Ordino e esco fuori anche io, gli amici stanno per arrivare.

Nel patio giusto 4 avventori, decisamente pochi per chi conosce come i borghi rifioriscono in estate, più che durante le feste comandate. Chi è andato via sicuro un salto lo fa a salutare i parenti; e la sosta al bar è tappa d’obbligo, per motivi di socializzazione.

In questo periodo di solito si fa il pieno di saluti e abbracci, similmente all’accatastare la legna, per poi passare un inverno al caldo, sotto tutti i punti di vista.

Ascolto chiacchiere di emigranti.
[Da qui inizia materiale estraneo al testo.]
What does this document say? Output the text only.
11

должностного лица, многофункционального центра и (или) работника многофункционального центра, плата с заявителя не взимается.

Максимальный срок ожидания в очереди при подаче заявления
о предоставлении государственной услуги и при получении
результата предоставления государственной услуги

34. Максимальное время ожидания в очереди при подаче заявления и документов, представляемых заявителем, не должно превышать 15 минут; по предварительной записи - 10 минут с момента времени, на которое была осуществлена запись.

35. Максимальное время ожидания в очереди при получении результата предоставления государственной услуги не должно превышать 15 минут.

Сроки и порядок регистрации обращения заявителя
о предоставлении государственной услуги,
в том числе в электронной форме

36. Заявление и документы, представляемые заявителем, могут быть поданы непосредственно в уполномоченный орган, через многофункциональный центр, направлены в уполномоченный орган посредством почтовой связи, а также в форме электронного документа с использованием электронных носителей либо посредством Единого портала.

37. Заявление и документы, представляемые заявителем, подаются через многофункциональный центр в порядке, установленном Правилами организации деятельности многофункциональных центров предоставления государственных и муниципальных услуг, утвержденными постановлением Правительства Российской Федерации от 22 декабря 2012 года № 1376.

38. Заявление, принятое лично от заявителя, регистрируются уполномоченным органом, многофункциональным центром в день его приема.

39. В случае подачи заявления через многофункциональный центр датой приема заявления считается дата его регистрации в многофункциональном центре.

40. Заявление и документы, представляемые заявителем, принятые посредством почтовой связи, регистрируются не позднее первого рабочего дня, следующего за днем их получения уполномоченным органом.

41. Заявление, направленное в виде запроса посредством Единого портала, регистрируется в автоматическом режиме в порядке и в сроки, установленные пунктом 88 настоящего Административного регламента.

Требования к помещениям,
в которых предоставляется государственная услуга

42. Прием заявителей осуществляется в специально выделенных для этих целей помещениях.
Si parla dell’unico contagiato locale fin qui rinvenuto, mi inserisco nella discussione, mi raccontano come è andata, una classica storia di emigrante che una volta chiusa l’azienda dove lavora se ne è tornato giù ed era andato pure a una cerimonia. Mi descrivono la paura che ne è conseguita, la quarantena per tutti i partecipanti, il sollievo generale per gli esiti negativi dei tamponi.

Le chiacchiere proseguono, un aspetto normale fuori a un bar. Ma oggi sempre col brivido.

Reciproco, immagino.

Un luogo che sembra di stare in Svizzera, i cui abitanti sono emigrati per lo più in Svizzera.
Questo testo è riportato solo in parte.